Die Bundesregierung wird alles daran setzen, gerichtlich dagegen vorzugehen. Wie bei der Entscheidung des Verwaltungsgerichts über Zurückweisungen an der deutsch-polnischen Grenze wird die Regierung wohl auch hier sagen, es sei nur eine Einzelfallentscheidung. Wir haben nun jedoch das Gutachten und werden die Regierung im Zweifelsfall also strafrechtlich verfolgen.

Behörden halten Menschen in Abschiebehaft, die nach Afghanistan verbracht werden sollen. Haben Gutachten und Urteile auch Einfluss auf diese Fälle?

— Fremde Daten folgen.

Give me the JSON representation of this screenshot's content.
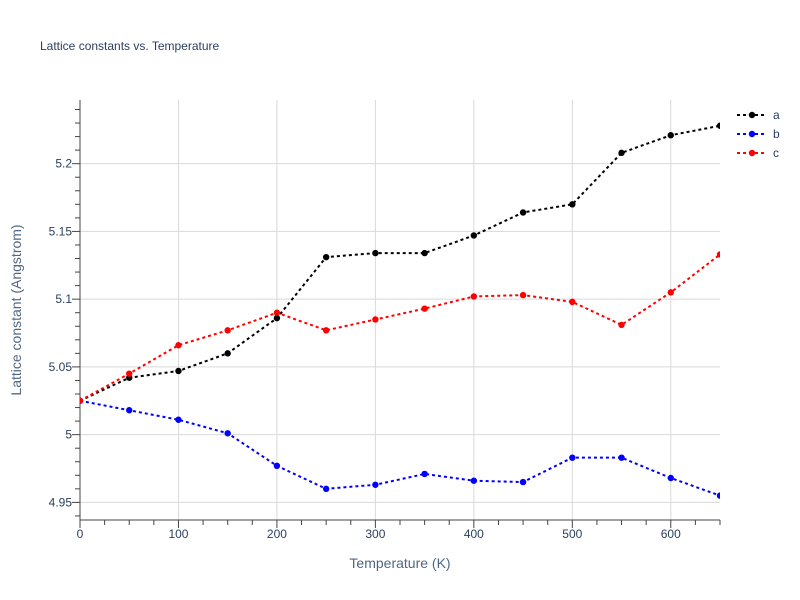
{
  "chart_data": {
    "type": "line",
    "title": "Lattice constants vs. Temperature",
    "xlabel": "Temperature (K)",
    "ylabel": "Lattice constant (Angstrom)",
    "xlim": [
      0,
      650
    ],
    "ylim": [
      4.937,
      5.247
    ],
    "x_ticks": [
      0,
      100,
      200,
      300,
      400,
      500,
      600
    ],
    "x_tick_labels": [
      "0",
      "100",
      "200",
      "300",
      "400",
      "500",
      "600"
    ],
    "y_ticks": [
      4.95,
      5.0,
      5.05,
      5.1,
      5.15,
      5.2
    ],
    "y_tick_labels": [
      "4.95",
      "5",
      "5.05",
      "5.1",
      "5.15",
      "5.2"
    ],
    "grid": true,
    "legend_position": "top-right",
    "x": [
      0,
      50,
      100,
      150,
      200,
      250,
      300,
      350,
      400,
      450,
      500,
      550,
      600,
      650
    ],
    "series": [
      {
        "name": "a",
        "color": "#000000",
        "values": [
          5.025,
          5.042,
          5.047,
          5.06,
          5.086,
          5.131,
          5.134,
          5.134,
          5.147,
          5.164,
          5.17,
          5.208,
          5.221,
          5.228
        ]
      },
      {
        "name": "b",
        "color": "#0000ff",
        "values": [
          5.025,
          5.018,
          5.011,
          5.001,
          4.977,
          4.96,
          4.963,
          4.971,
          4.966,
          4.965,
          4.983,
          4.983,
          4.968,
          4.955
        ]
      },
      {
        "name": "c",
        "color": "#ff0000",
        "values": [
          5.025,
          5.045,
          5.066,
          5.077,
          5.09,
          5.077,
          5.085,
          5.093,
          5.102,
          5.103,
          5.098,
          5.081,
          5.105,
          5.133
        ]
      }
    ]
  }
}
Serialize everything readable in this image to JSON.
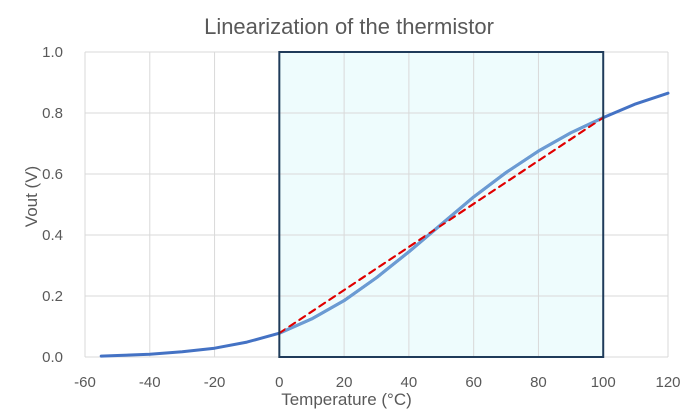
{
  "chart_data": {
    "type": "line",
    "title": "Linearization of the thermistor",
    "xlabel": "Temperature (°C)",
    "ylabel": "Vout (V)",
    "xlim": [
      -60,
      120
    ],
    "ylim": [
      0,
      1.0
    ],
    "x_ticks": [
      "-60",
      "-40",
      "-20",
      "0",
      "20",
      "40",
      "60",
      "80",
      "100",
      "120"
    ],
    "y_ticks": [
      "0.0",
      "0.2",
      "0.4",
      "0.6",
      "0.8",
      "1.0"
    ],
    "grid": true,
    "legend": "none",
    "highlight_region": {
      "x": [
        0,
        100
      ],
      "y": [
        0,
        1.0
      ],
      "fill": "#eefcfd",
      "stroke": "#1f3b5a"
    },
    "series": [
      {
        "style": "solid",
        "color": "#4472c4",
        "x": [
          -55,
          -50,
          -40,
          -30,
          -20,
          -10,
          0,
          10,
          20,
          30,
          40,
          50,
          60,
          70,
          80,
          90,
          100,
          110,
          120
        ],
        "y": [
          0.003,
          0.005,
          0.009,
          0.017,
          0.029,
          0.049,
          0.078,
          0.125,
          0.185,
          0.26,
          0.345,
          0.435,
          0.525,
          0.605,
          0.675,
          0.735,
          0.785,
          0.83,
          0.865
        ]
      },
      {
        "style": "dashed",
        "color": "#e00000",
        "x": [
          0,
          100
        ],
        "y": [
          0.078,
          0.785
        ]
      }
    ]
  }
}
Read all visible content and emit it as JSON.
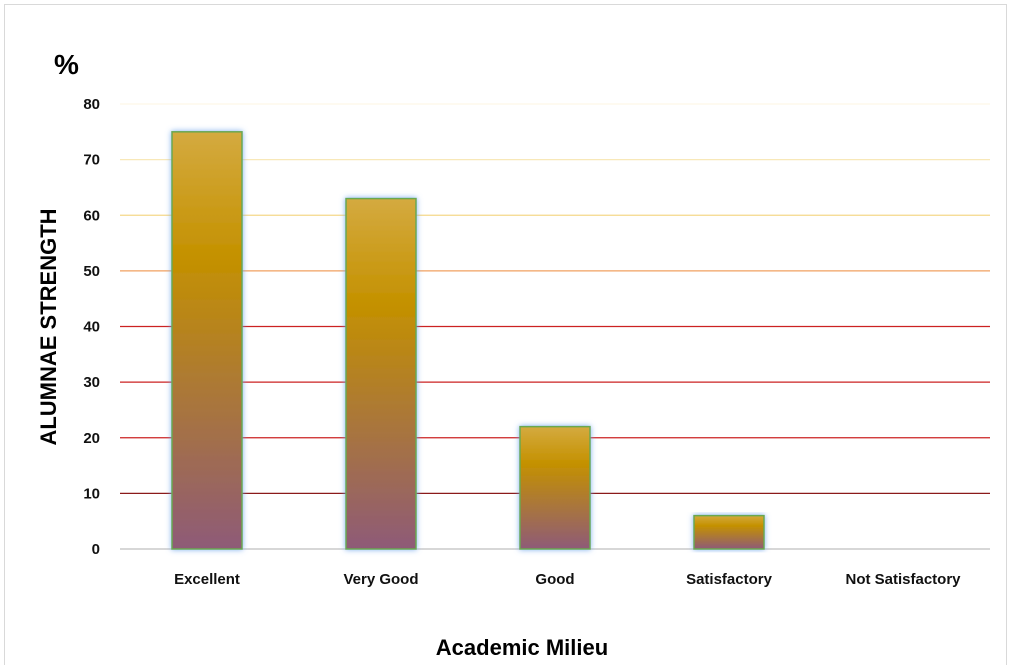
{
  "chart_data": {
    "type": "bar",
    "title": "",
    "unit_label": "%",
    "xlabel": "Academic Milieu",
    "ylabel": "ALUMNAE STRENGTH",
    "categories": [
      "Excellent",
      "Very Good",
      "Good",
      "Satisfactory",
      "Not Satisfactory"
    ],
    "values": [
      75,
      63,
      22,
      6,
      0
    ],
    "ylim": [
      0,
      80
    ],
    "yticks": [
      "0",
      "10",
      "20",
      "30",
      "40",
      "50",
      "60",
      "70",
      "80"
    ],
    "grid": true,
    "legend": "none",
    "colors": {
      "bar_top": "#d4aa40",
      "bar_mid": "#c49100",
      "bar_bottom": "#8e5a78",
      "bar_outline": "#6aa84f",
      "bar_glow": "#7fb0f0",
      "grid_10": "#8b1a1a",
      "grid_20_40": "#cc2222",
      "grid_50": "#f0a060",
      "grid_60": "#f5d88a",
      "grid_70": "#f8e8b8",
      "grid_80": "#fdf6e6"
    }
  }
}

Diese Menschen haben eine negative Entscheidung im Asylverfahren erhalten. Es soll ihnen also keine Verfolgung in Afghanistan drohen. Und sie wurden hier für schwere Straftaten verurteilt. Die entscheidende Frage für eine Abschiebung ist daher, ob diese Personen in Afghanistan ihre Existenzgrundlage sichern können. Wir beobachten seit Monaten, dass die Schutzquote für Afghanen in den Keller geht, auch die prekäre humanitäre Lage wird also nicht einmal mehr für ein Abschiebungsverbot herangezogen. Hinzu kommt die Anwendung einer sogenannten Robustheitsrechtsprechung. Unterstellt wird: Wer hier Straftaten begeht, sei »robust« genug, um in Afghanistan überleben zu können. Das ist ein vollkommen absurdes Vorgehen, wenn man sich anschaut, welch enorme Strafen in Afghanistan für verschiedene Straftaten verhängt werden.

Peter von Auer ist Jurist und rechtspolitischer Referent bei Pro Asyl e. V.